I feel like back in the time before the Bush presidency the Daily Show didn't have a meaningful editorial voice. Sure, the news could be made fun of, but there was no particularly great angle to the jokes beyond 'ha-ha look at this shit'. Sort of like the Florida Man stuff you see today, here's something fucked up that happened. This was, after all, the Comedy Central that was giving us South Park at just about the same time.
It wasn't really until the Iraq War hit and the media's attempt to build a justification for it that the show really found a coherent voice, mission, and audience. "Hey, did you watch the Daily Show last night?" suddenly became a catchphrase and the sort of water cooler discussion that you might hear. Bush was, yes, a controversial figure worthy of disrespect from most, and that and the transparent lies from the news taking a front-and-center position made it a major contributor to the US's national discourse. We get Al Franken tearing into the GOP news machine with Lies and the Lying Liars who Tell Them, and John Stewart not too long later (2005) going onto a CNN program and managing to own them so hard they cancel the show for nearly a decade.
Then Obama becomes president. And now we wind up in a different circumstance. Bush and the general news media are easy to rip into because they're conservative enough that TDS is left enough that they can make cogent criticism that feeds into the start of a new youth-driven leftist movement that's starting to make itself seen and heard everywhere from Wall Street to the local ballot boxes. Now, the politics of the man in charge and the one show that actually held him check are aligned. The rest of the media doesn't give a shit as long as they retain access to power, except for the ones using the unprecedented state of a black man at the head of the federal government to rile up a new revanchist movement that wanted to keep him in check. Those of you familiar with some of WEB DuBois's letters and articles in the time of reconstruction may recognize this was the same sort of mocking and sandbagging that newly elected Black representatives faced in that era. Finding themselves politically aligned, TDS as a show was now rising to defend Obama; they were not prepared nor interested in criticizing him from the left in general. They were not always pulling punches, but the show was of a very different tenor to the Bush years. One of the more notable public stunts was Stewart now hosting "The Rally to Restore Sanity", a day's live program that may as well have existed to throw a smokescreen over the purpose and validity of politicized anger.

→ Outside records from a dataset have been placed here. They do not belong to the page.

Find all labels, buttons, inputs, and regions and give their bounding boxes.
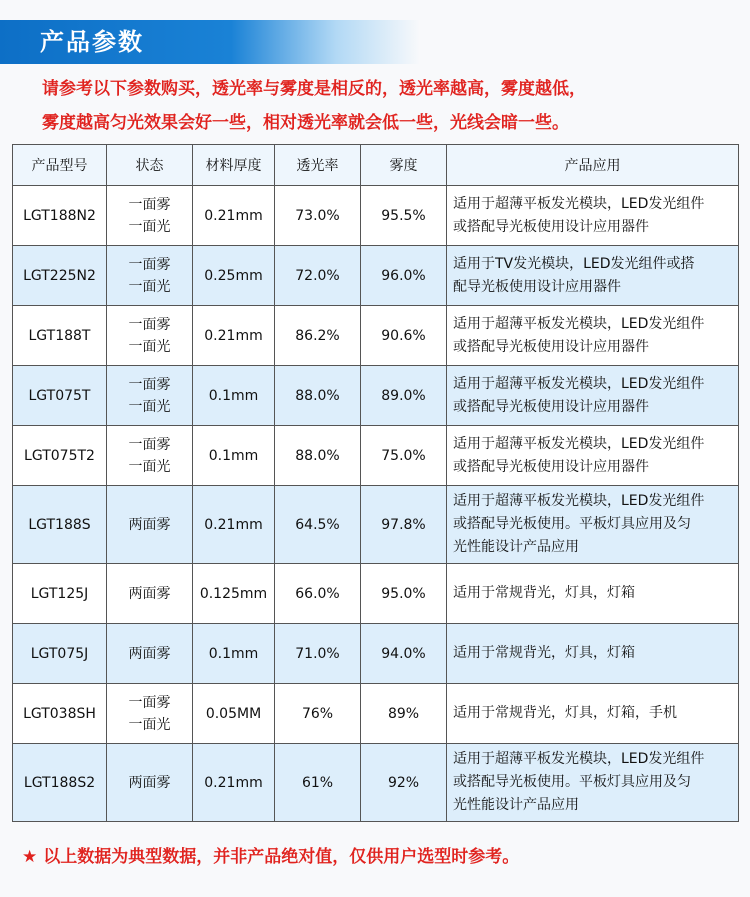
cell-thickness: 0.1mm [193,426,275,486]
cell-state-line: 一面雾 [128,376,171,393]
cell-application [447,366,739,426]
table-row [13,366,739,426]
intro-line: 请参考以下参数购买，透光率与雾度是相反的，透光率越高，雾度越低， [42,79,586,99]
header-thickness: 材料厚度 [193,145,275,186]
cell-model: LGT188T [13,306,107,366]
cell-application-line: 配导光板使用设计应用器件 [453,278,621,295]
header-transmittance: 透光率 [275,145,361,186]
spec-table [12,144,739,822]
cell-model: LGT075T2 [13,426,107,486]
cell-application-line: 适用于超薄平板发光模块，LED发光组件 [453,315,705,332]
cell-thickness: 0.21mm [193,486,275,564]
cell-transmittance: 72.0% [275,246,361,306]
cell-state-line: 两面雾 [128,645,171,662]
cell-application-line: 适用于TV发光模块，LED发光组件或搭 [453,255,695,272]
cell-application-line: 适用于超薄平板发光模块，LED发光组件 [453,375,705,392]
cell-application [447,246,739,306]
cell-state-line: 一面光 [128,458,171,475]
table-row [13,684,739,744]
table-row [13,624,739,684]
cell-transmittance: 66.0% [275,564,361,624]
cell-application [447,186,739,246]
cell-state [107,186,193,246]
table-header-row [13,145,739,186]
cell-haze: 96.0% [361,246,447,306]
header-haze: 雾度 [361,145,447,186]
cell-transmittance: 88.0% [275,426,361,486]
cell-application [447,426,739,486]
cell-state-line: 一面雾 [128,256,171,273]
footnote [22,842,519,872]
header-model: 产品型号 [13,145,107,186]
cell-application [447,684,739,744]
section-title: 产品参数 [40,28,144,56]
cell-haze: 97.8% [361,486,447,564]
cell-application-line: 或搭配导光板使用设计应用器件 [453,218,649,235]
cell-application-line: 适用于超薄平板发光模块，LED发光组件 [453,493,705,509]
cell-haze: 89% [361,684,447,744]
cell-state [107,306,193,366]
cell-state-line: 一面雾 [128,694,171,711]
cell-state-line: 一面光 [128,716,171,733]
cell-application [447,564,739,624]
cell-state-line: 一面光 [128,278,171,295]
cell-model: LGT038SH [13,684,107,744]
cell-thickness: 0.1mm [193,366,275,426]
cell-thickness: 0.21mm [193,744,275,822]
cell-application-line: 或搭配导光板使用设计应用器件 [453,338,649,355]
header-state: 状态 [107,145,193,186]
cell-transmittance: 64.5% [275,486,361,564]
cell-transmittance: 76% [275,684,361,744]
cell-application-line: 适用于常规背光，灯具，灯箱 [453,645,635,661]
cell-application [447,306,739,366]
cell-application [447,744,739,822]
cell-haze: 75.0% [361,426,447,486]
intro-note [42,72,732,140]
table-row [13,306,739,366]
cell-state-line: 一面雾 [128,316,171,333]
cell-application-line: 适用于超薄平板发光模块，LED发光组件 [453,195,705,212]
cell-model: LGT188S2 [13,744,107,822]
cell-state-line: 一面光 [128,338,171,355]
cell-haze: 94.0% [361,624,447,684]
cell-state [107,426,193,486]
cell-application-line: 适用于超薄平板发光模块，LED发光组件 [453,435,705,452]
cell-model: LGT225N2 [13,246,107,306]
cell-transmittance: 61% [275,744,361,822]
cell-state-line: 两面雾 [128,774,171,791]
cell-application-line: 适用于常规背光，灯具，灯箱，手机 [453,705,677,721]
cell-model: LGT188N2 [13,186,107,246]
cell-haze: 92% [361,744,447,822]
cell-application-line: 或搭配导光板使用。平板灯具应用及匀 [453,516,691,532]
cell-model: LGT075J [13,624,107,684]
cell-application-line: 光性能设计产品应用 [453,797,579,813]
cell-model: LGT075T [13,366,107,426]
cell-haze: 90.6% [361,306,447,366]
star-icon: ★ [22,847,38,867]
cell-state [107,684,193,744]
cell-state [107,366,193,426]
table-row [13,486,739,564]
cell-state [107,744,193,822]
cell-thickness: 0.05MM [193,684,275,744]
cell-model: LGT188S [13,486,107,564]
cell-thickness: 0.1mm [193,624,275,684]
cell-state [107,486,193,564]
cell-state [107,624,193,684]
section-header-banner [0,20,420,64]
table-row [13,426,739,486]
cell-haze: 95.0% [361,564,447,624]
table-row [13,744,739,822]
cell-application-line: 或搭配导光板使用设计应用器件 [453,458,649,475]
table-row [13,564,739,624]
cell-application-line: 光性能设计产品应用 [453,539,579,555]
cell-state-line: 一面雾 [128,436,171,453]
table-row [13,186,739,246]
cell-transmittance: 71.0% [275,624,361,684]
cell-application-line: 或搭配导光板使用。平板灯具应用及匀 [453,774,691,790]
cell-state-line: 一面光 [128,218,171,235]
cell-state-line: 两面雾 [128,516,171,533]
cell-application-line: 适用于超薄平板发光模块，LED发光组件 [453,751,705,767]
cell-application [447,486,739,564]
cell-state-line: 一面雾 [128,196,171,213]
cell-state-line: 两面雾 [128,585,171,602]
cell-thickness: 0.21mm [193,306,275,366]
cell-haze: 89.0% [361,366,447,426]
cell-thickness: 0.125mm [193,564,275,624]
cell-thickness: 0.21mm [193,186,275,246]
footnote-text: 以上数据为典型数据，并非产品绝对值，仅供用户选型时参考。 [43,847,520,867]
cell-application-line: 适用于常规背光，灯具，灯箱 [453,585,635,601]
cell-model: LGT125J [13,564,107,624]
cell-thickness: 0.25mm [193,246,275,306]
cell-state [107,564,193,624]
table-row [13,246,739,306]
intro-line: 雾度越高匀光效果会好一些，相对透光率就会低一些，光线会暗一些。 [42,113,569,133]
cell-transmittance: 73.0% [275,186,361,246]
cell-application-line: 或搭配导光板使用设计应用器件 [453,398,649,415]
cell-transmittance: 86.2% [275,306,361,366]
cell-haze: 95.5% [361,186,447,246]
cell-state-line: 一面光 [128,398,171,415]
header-application: 产品应用 [447,145,739,186]
cell-state [107,246,193,306]
cell-application [447,624,739,684]
cell-transmittance: 88.0% [275,366,361,426]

And the problem is, of course, that Obama isn't inherently above criticism as a leader either. [Charles Pierce voice] If Anwar and Abduhlraman al-Alwaki were still alive, they'd probably agree that wearing a tan suit was Obama's biggest political misstep as president.

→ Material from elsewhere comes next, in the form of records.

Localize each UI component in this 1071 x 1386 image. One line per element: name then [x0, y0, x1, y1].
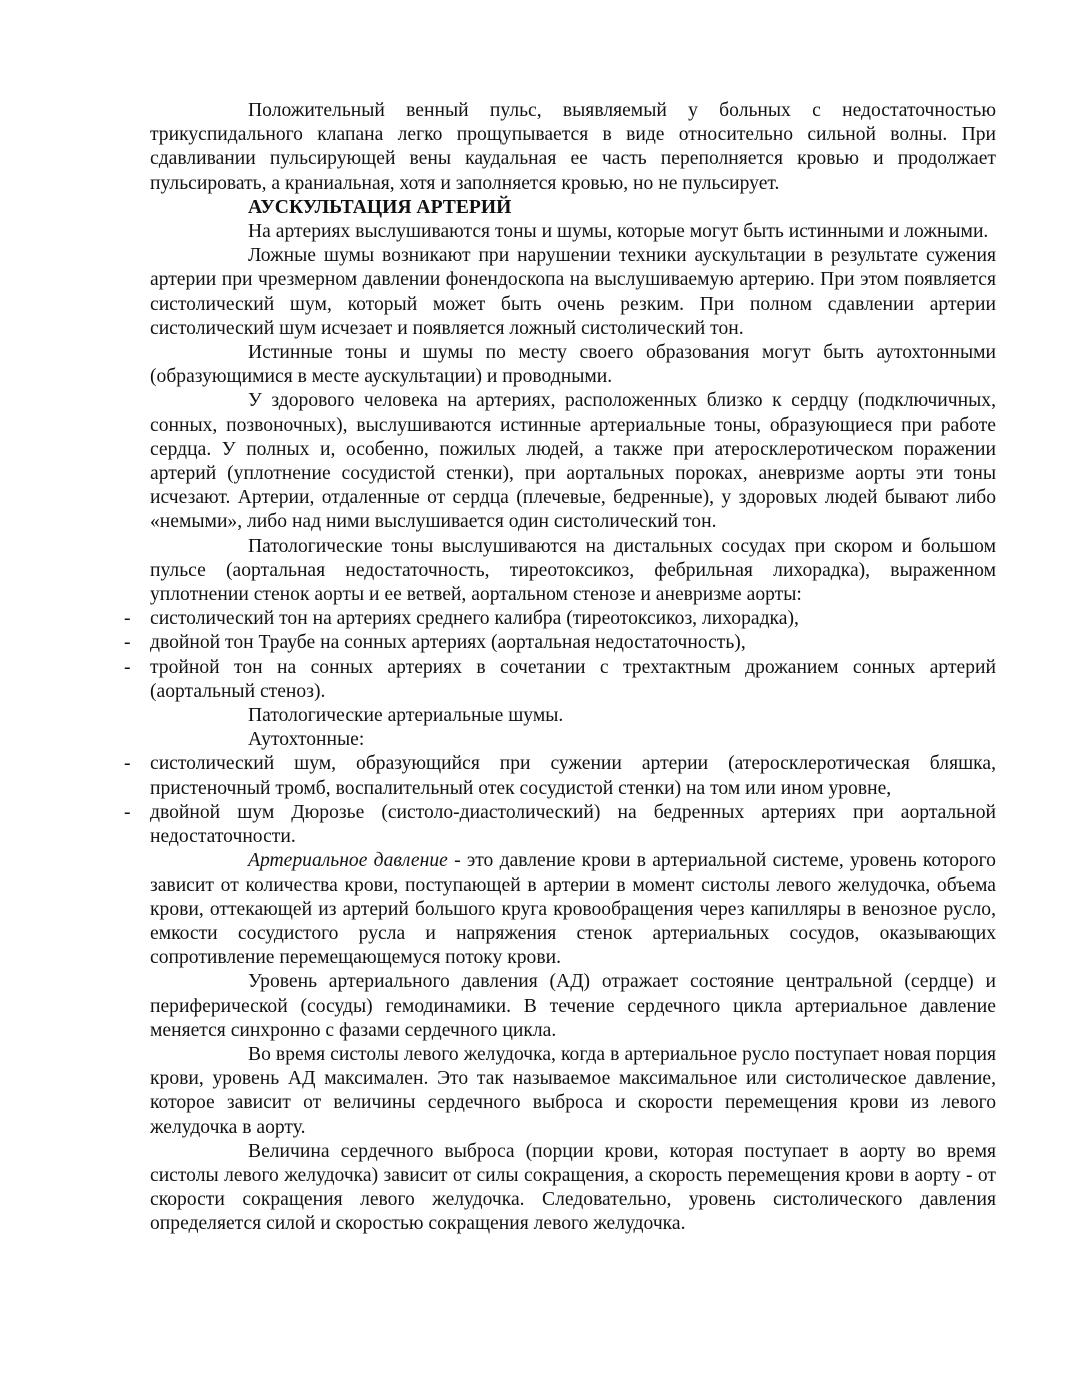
paragraph-healthy-person: У здорового человека на артериях, расположенных близко к сердцу (подключичных, сонных, позвоночных), выслушиваются истинные артериальные тоны, образующиеся при работе сердца. У полных и, особенно, пожилых людей, а также при атеросклеротическом поражении артерий (уплотнение сосудистой стенки), при аортальных пороках, аневризме аорты эти тоны исчезают. Артерии, отдаленные от сердца (плечевые, бедренные), у здоровых людей бывают либо «немыми», либо над ними выслушивается один систолический тон.: [150, 390, 996, 533]
term-arterial-pressure: Артериальное давление: [248, 850, 448, 872]
paragraph-pathological-tones: Патологические тоны выслушиваются на дистальных сосудах при скором и большом пульсе (аортальная недостаточность, тиреотоксикоз, фебрильная лихорадка), выраженном уплотнении стенок аорты и ее ветвей, аортальном стенозе и аневризме аорты:: [150, 535, 996, 606]
paragraph-autochthonous: Аутохтонные:: [248, 729, 365, 751]
list-autochthonous-murmurs: [150, 752, 996, 849]
list-item: - систолический тон на артериях среднего калибра (тиреотоксикоз, лихорадка),: [150, 607, 996, 631]
list-item: - двойной шум Дюрозье (систоло-диастолический) на бедренных артериях при аортальной недостаточности.: [150, 801, 996, 849]
paragraph-true-tones: Истинные тоны и шумы по месту своего образования могут быть аутохтонными (образующимися в месте аускультации) и проводными.: [150, 342, 996, 388]
paragraph-pathological-murmurs: Патологические артериальные шумы.: [248, 705, 564, 727]
paragraph-venous-pulse: Положительный венный пульс, выявляемый у больных с недостаточностью трикуспидального клапана легко прощупывается в виде относительно сильной волны. При сдавливании пульсирующей вены каудальная ее часть переполняется кровью и продолжает пульсировать, а краниальная, хотя и заполняется кровью, но не пульсирует.: [150, 100, 996, 194]
section-heading: АУСКУЛЬТАЦИЯ АРТЕРИЙ: [248, 196, 512, 218]
paragraph-false-murmurs: Ложные шумы возникают при нарушении техники аускультации в результате сужения артерии при чрезмерном давлении фонендоскопа на выслушиваемую артерию. При этом появляется систолический шум, который может быть очень резким. При полном сдавлении артерии систолический шум исчезает и появляется ложный систолический тон.: [150, 245, 996, 339]
paragraph-tones-murmurs: На артериях выслушиваются тоны и шумы, которые могут быть истинными и ложными.: [248, 221, 989, 243]
paragraph-arterial-pressure: [150, 849, 996, 970]
list-item: - двойной тон Траубе на сонных артериях (аортальная недостаточность),: [150, 631, 996, 655]
list-item: - тройной тон на сонных артериях в сочетании с трехтактным дрожанием сонных артерий (аортальный стеноз).: [150, 656, 996, 704]
paragraph-systole: Во время систолы левого желудочка, когда в артериальное русло поступает новая порция крови, уровень АД максимален. Это так называемое максимальное или систолическое давление, которое зависит от величины сердечного выброса и скорости перемещения крови из левого желудочка в аорту.: [150, 1043, 996, 1138]
list-item: - систолический шум, образующийся при сужении артерии (атеросклеротическая бляшка, пристеночный тромб, воспалительный отек сосудистой стенки) на том или ином уровне,: [150, 752, 996, 800]
paragraph-bp-level: Уровень артериального давления (АД) отражает состояние центральной (сердце) и периферической (сосуды) гемодинамики. В течение сердечного цикла артериальное давление меняется синхронно с фазами сердечного цикла.: [150, 971, 996, 1041]
list-pathological-tones: [150, 607, 996, 704]
definition-arterial-pressure: - это давление крови в артериальной системе, уровень которого зависит от количества крови, поступающей в артерии в момент систолы левого желудочка, объема крови, оттекающей из артерий большого круга кровообращения через капилляры в венозное русло, емкости сосудистого русла и напряжения стенок артериальных сосудов, оказывающих сопротивление перемещающемуся потоку крови.: [150, 850, 996, 969]
document-page: [150, 99, 996, 1237]
paragraph-cardiac-output: Величина сердечного выброса (порции крови, которая поступает в аорту во время систолы левого желудочка) зависит от силы сокращения, а скорость перемещения крови в аорту - от скорости сокращения левого желудочка. Следовательно, уровень систолического давления определяется силой и скоростью сокращения левого желудочка.: [150, 1140, 996, 1235]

So during the Obama era, new leftist media outlets needed to rise in order to deliver meaningful criticism of the Obama era. And perhaps unsurprisingly, they have done so in the ways that worked about a decade ago -- comedy programs whose voice is derived from a certain, ah, bro culture. Your TYTs and your Chapos, and....yes, your fucking Cum Towns. God. They are obviously not all universally loved on the left (any more than your nightly news-comedy-commentary programs were back in the day) and as the leftist movements in this country grow stronger I think we'll see them become outmoded for similar reasons TDS is now -- their editorial voices put them in line with Sanders, who might well become our next president. There is still plenty of room to criticize Sanders and the movement around him from the left (believe it or not, some far leftists take issue with the idea that elections are even a part of success at all -- if Sanders wins, that motivated revanchist group I mentioned earlier might well take their talk of war to the next level; if Sanders loses, the left may need to take drastic action just to keep the very planet alive).

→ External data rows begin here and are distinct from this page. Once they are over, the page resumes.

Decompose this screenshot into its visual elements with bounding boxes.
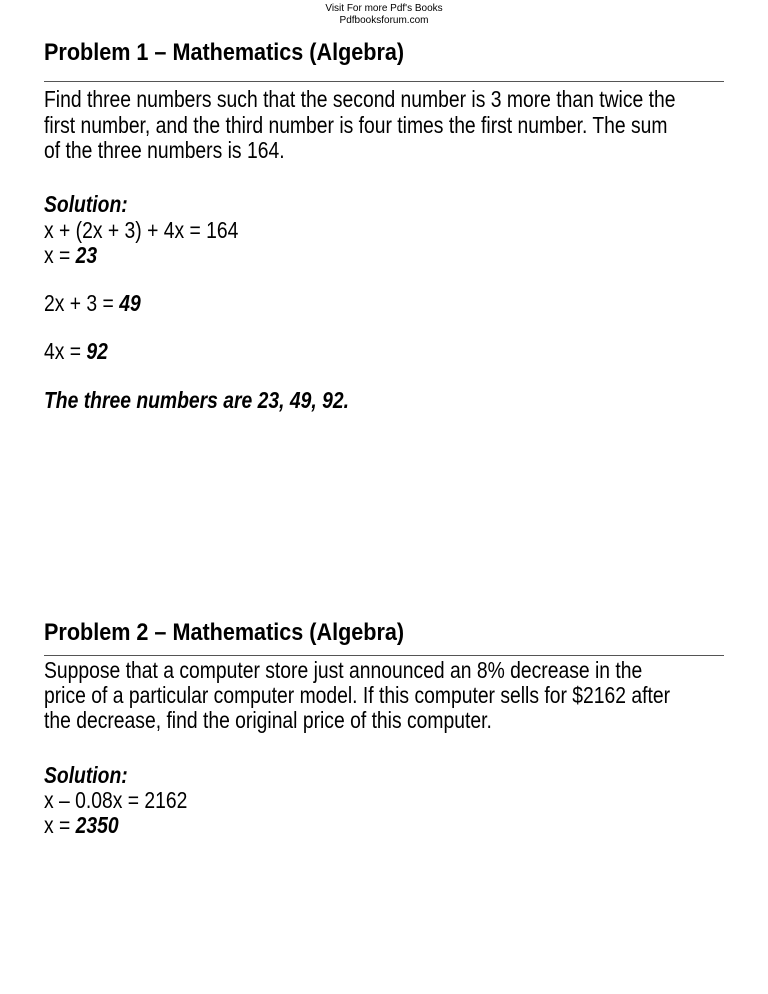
divider: [44, 655, 724, 656]
header-line-2: Pdfbooksforum.com: [339, 15, 429, 26]
problem-text-line: first number, and the third number is four times the first number. The sum: [44, 112, 668, 138]
solution-label: Solution:: [44, 191, 128, 217]
step-value: 92: [86, 338, 108, 364]
step-expression: x – 0.08x = 2162: [44, 787, 188, 813]
step-expression: x =: [44, 812, 76, 838]
problem-title: Problem 1 – Mathematics (Algebra): [44, 39, 405, 66]
solution-label: Solution:: [44, 762, 128, 788]
header-line-1: Visit For more Pdf's Books: [325, 3, 443, 14]
step-value: 49: [119, 290, 141, 316]
step-expression: 2x + 3 =: [44, 290, 120, 316]
solution-step: [44, 242, 97, 268]
conclusion: The three numbers are 23, 49, 92.: [44, 387, 349, 413]
problem-text-line: of the three numbers is 164.: [44, 137, 285, 163]
solution-step: [44, 812, 119, 838]
step-value: 23: [75, 242, 98, 268]
step-expression: x + (2x + 3) + 4x = 164: [44, 217, 239, 243]
solution-step: [44, 290, 141, 316]
problem-text-line: Suppose that a computer store just announced an 8% decrease in the: [44, 657, 643, 683]
solution-step: [44, 217, 238, 243]
problem-title: Problem 2 – Mathematics (Algebra): [44, 619, 405, 646]
problem-text-line: Find three numbers such that the second number is 3 more than twice the: [44, 86, 676, 112]
problem-text-line: the decrease, find the original price of this computer.: [44, 707, 492, 733]
step-expression: x =: [44, 242, 76, 268]
step-expression: 4x =: [44, 338, 87, 364]
solution-step: [44, 338, 108, 364]
problem-text-line: price of a particular computer model. If this computer sells for $2162 after: [44, 682, 671, 708]
step-value: 2350: [75, 812, 119, 838]
solution-step: [44, 787, 187, 813]
divider: [44, 81, 724, 82]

My support for TYT is pretty abstract; Cenk and Dore, for example, were never stewards of my viewpoints. Their most important work has been as part of feeding into a larger leftist counter-media group and finding new voices to highlight and share. I think in time the media outlet will go a similar way to TDS and still exist but not attract this level of attention, which I think it does mainly because leftist media discoverability is still pretty difficult (but getting better).